Clemens’s lawyer, Lanny A. Breuer, responded that McNamee “apparently has manufactured evidence” and was “a troubled man who is obsessed with doing everything possible to destroy Roger Clemens.”
It’s pretty hard to take this one too seriously, and I’ll turn to Breuer for a concise summary. Breuer said this “defies all credibility. It is just not credible — who in their right mind does such a thing?”
Supposedly, the story goes, McNamee had these syringes at home but had not yet opted to share them with federal investigators out of what one source termed “lingering loyalty” toward Clemens.
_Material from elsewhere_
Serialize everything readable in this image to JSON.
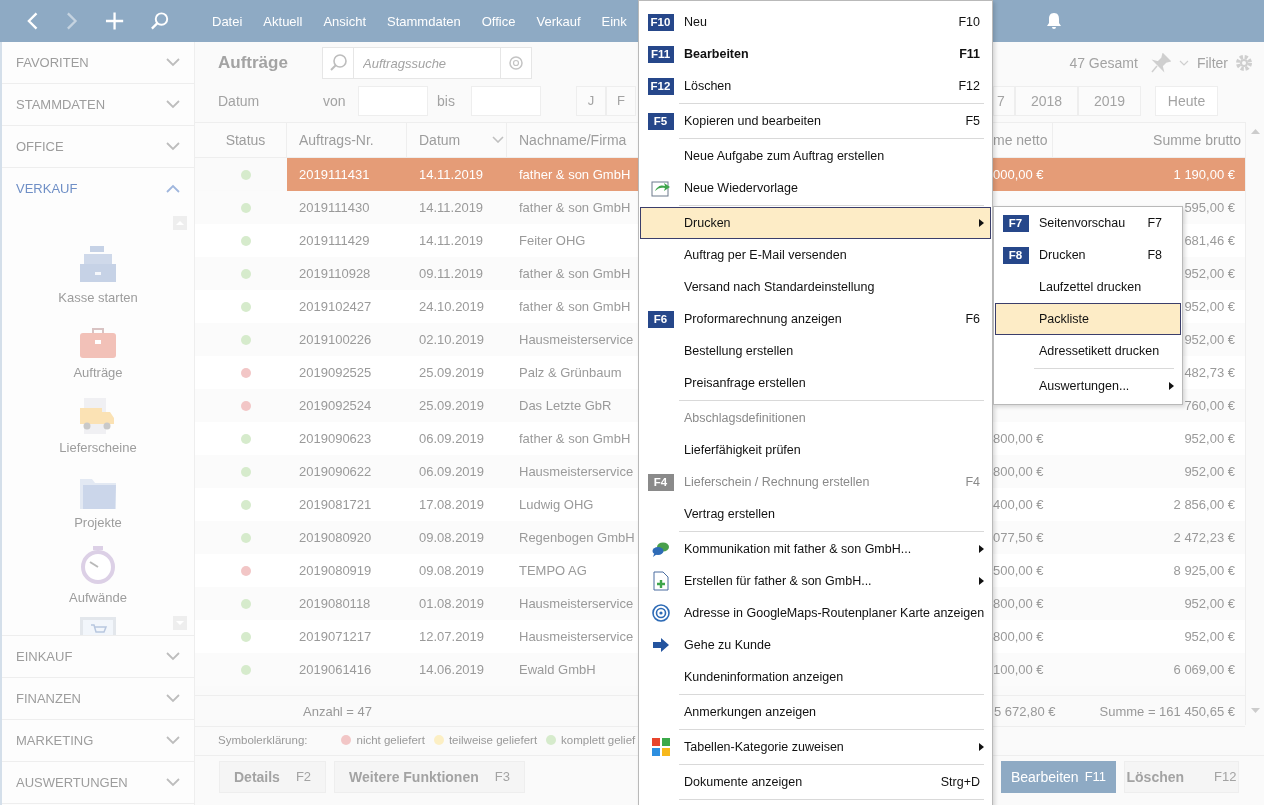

When Clemens basically threw him under the bus at that bizarre press conference a few weeks ago, McNamee decided to wage his own war against the Rocket.
It doesn’t take a legal expert to know that this evidence would hardly be too convincing. As Schmidt details in a sidebar piece, this revelation brings up more questions than it answers. Why did McNamee withhold evidence for so long? Why and how was he storing the syringes?
Meanwhile, it’s nearly impossible to date leftover injections in syringes or crusted blood. As one law professor said to Schmidt, Clemens’ defense team will have a field day with this. “Clemens’s defense lawyers will attack McNamee on cross-examination, claiming that the evidence was manufactured by McNamee in response to the revelation that Clemens had taped him,” Mathew Rosengart said.
This story — already bizarre — just gets stranger by the day. I wonder if Bud Selig is still pleased that his half-hearted efforts at rooting out steroids in baseball has led to this debacle.